「你真的不需要用什麼東西墊墊你的腿嗎?那樣可能舒服點。」
午後的陽光還很明亮,埃裡克看向紅木桌子那頭的路易斯·瑞恩,他向後仰身靠在椅子上,雙手抱在腦後,兩腿交叉。他穿著一條卡其褲,腳蹬一雙黃色軟皮鞋,上身是一件輕質棉毛衣。
路易斯盯著埃裡克,就兩人對視時路易斯的眼神來看,他似乎並不真的關心自己。
埃裡克不想顯得軟弱。他忍痛把腿放低在地上。因為舊石膏被水泡壞,所以現在他的斷腿上是一幅新石膏,醫生讓他不要再把石膏弄溼,而且還交代過任何時候都不能把腿放低,眼下他顯然是違背醫囑了。
我現在感覺好極了!——埃裡克內心自欺欺人地告訴自己。他想過向路易斯再要張椅子或墊子,但他的自尊卻不允許自己這樣做。
「我沒事,」他勉強擠出一個笑容,「真的。」
路易斯聳聳肩,「這話我可不信,」他說,「不過,畢竟腿是你自己的。想先來一杯嗎?」
埃裡克點點頭。對現在的他來說,能喝杯酒再好不過了——路易斯剛指責自己說慌,他的腿其實疼得像著了火一樣,而他還緊張得要命。早先,當他在戴安娜公寓打電話的時候,並沒有想到這麼快就要跟路易斯見面。他覺得可能會在一個星期內,而不會是他剛從醫院回家,又發現公寓淹了水的當天。

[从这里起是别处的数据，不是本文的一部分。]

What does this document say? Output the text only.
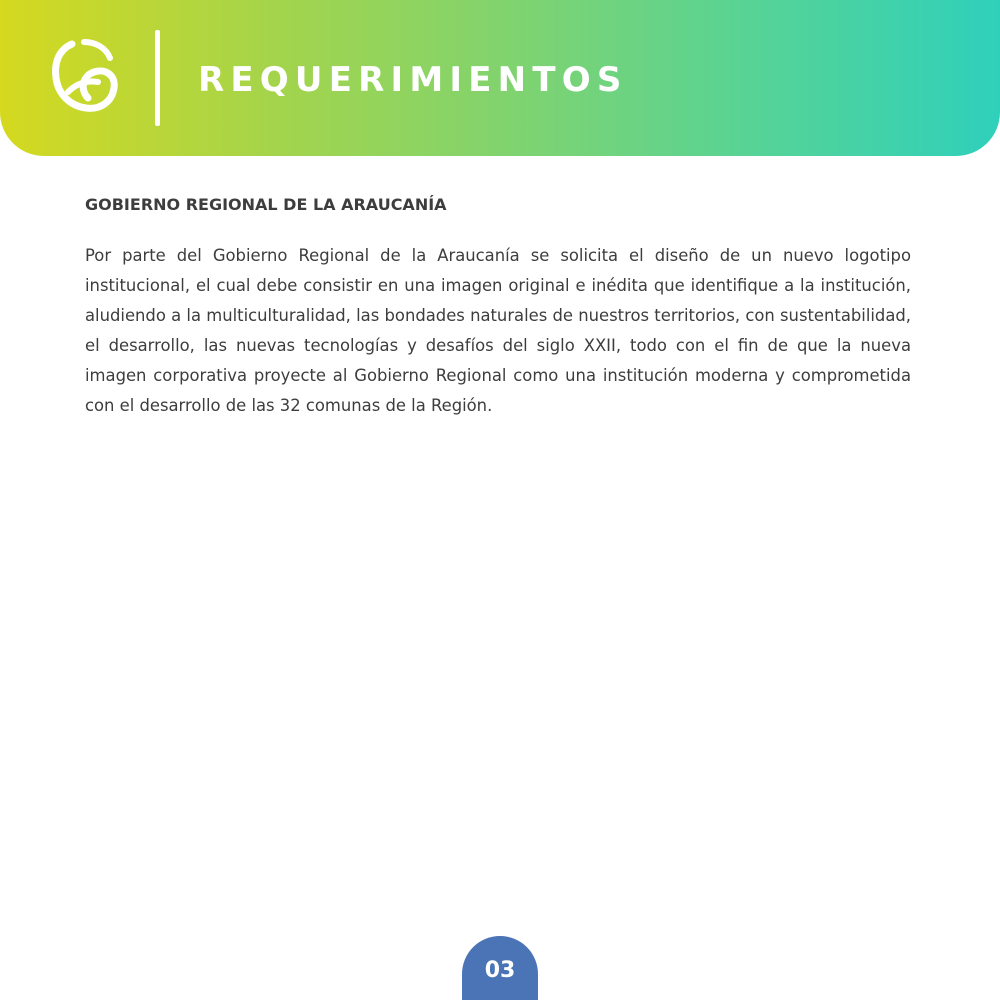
REQUERIMIENTOS
GOBIERNO REGIONAL DE LA ARAUCANÍA

Por parte del Gobierno Regional de la Araucanía se solicita el diseño de un nuevo logotipo institucional, el cual debe consistir en una imagen original e inédita que identifique a la institución, aludiendo a la multiculturalidad, las bondades naturales de nuestros territorios, con sustentabilidad, el desarrollo, las nuevas tecnologías y desafíos del siglo XXII, todo con el fin de que la nueva imagen corporativa proyecte al Gobierno Regional como una institución moderna y comprometida con el desarrollo de las 32 comunas de la Región.

03
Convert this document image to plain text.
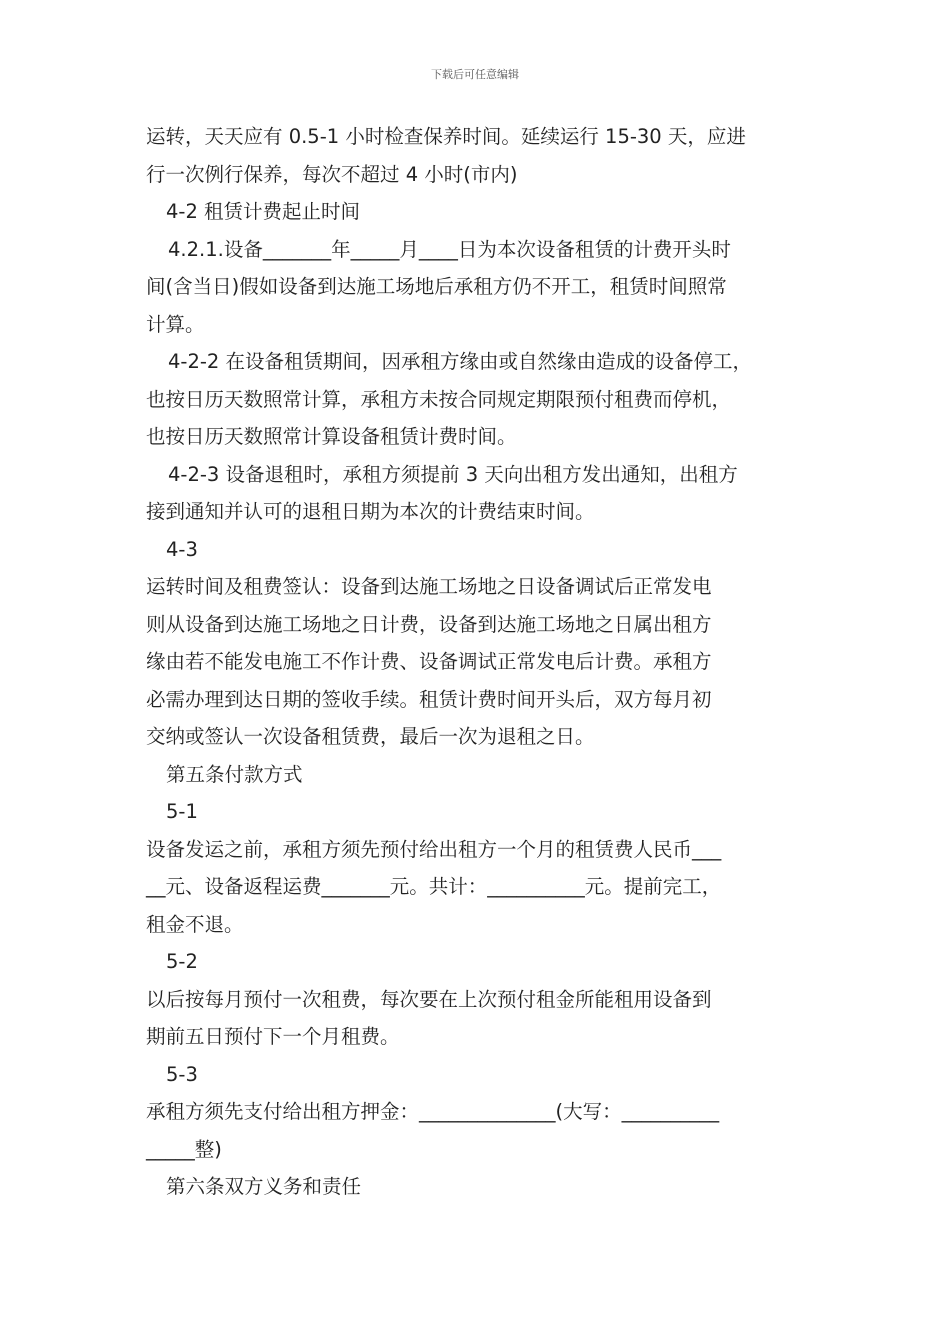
下载后可任意编辑
运转，天天应有 0.5-1 小时检查保养时间。延续运行 15-30 天，应进
行一次例行保养，每次不超过 4 小时(市内)
4-2 租赁计费起止时间
4.2.1.设备_______年_____月____日为本次设备租赁的计费开头时
间(含当日)假如设备到达施工场地后承租方仍不开工，租赁时间照常
计算。
4-2-2 在设备租赁期间，因承租方缘由或自然缘由造成的设备停工，
也按日历天数照常计算，承租方未按合同规定期限预付租费而停机，
也按日历天数照常计算设备租赁计费时间。
4-2-3 设备退租时，承租方须提前 3 天向出租方发出通知，出租方
接到通知并认可的退租日期为本次的计费结束时间。
4-3
运转时间及租费签认：设备到达施工场地之日设备调试后正常发电
则从设备到达施工场地之日计费，设备到达施工场地之日属出租方
缘由若不能发电施工不作计费、设备调试正常发电后计费。承租方
必需办理到达日期的签收手续。租赁计费时间开头后，双方每月初
交纳或签认一次设备租赁费，最后一次为退租之日。
第五条付款方式
5-1
设备发运之前，承租方须先预付给出租方一个月的租赁费人民币___
__元、设备返程运费_______元。共计：__________元。提前完工，
租金不退。
5-2
以后按每月预付一次租费，每次要在上次预付租金所能租用设备到
期前五日预付下一个月租费。
5-3
承租方须先支付给出租方押金：______________(大写：__________
_____整)
第六条双方义务和责任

儘管如此,他還是很高興過來。家裡的問題可以暫時拋到一邊,更何況,埃裡克馬上就會知道路易斯·瑞恩為什麼自他住進紐約醫院開始,一直送他玫瑰。
路易斯站起身。「你想喝點什麼?」他問,「我這裡什麼都有。」
「蘇格蘭威士忌?」
「好。」
埃裡克望著路易斯走向吧檯,心想這個人到底想從自己身上得到些什麼。路易斯知道他多年來一直是雷德曼國際的高管。是這個原因嗎?他想獲得什麼情報?還是跟賽琳娜有關?全曼哈頓都知道他倆曾是一對,這次見面會不會與她有關?或者是跟喬治有關?路易斯跟喬治兩人可謂水火不容。兩人的公司如此相似,他們之間不休的爭鬥經過媒體多年的報道,似乎成了一場個人恩怨——事實也的確如此。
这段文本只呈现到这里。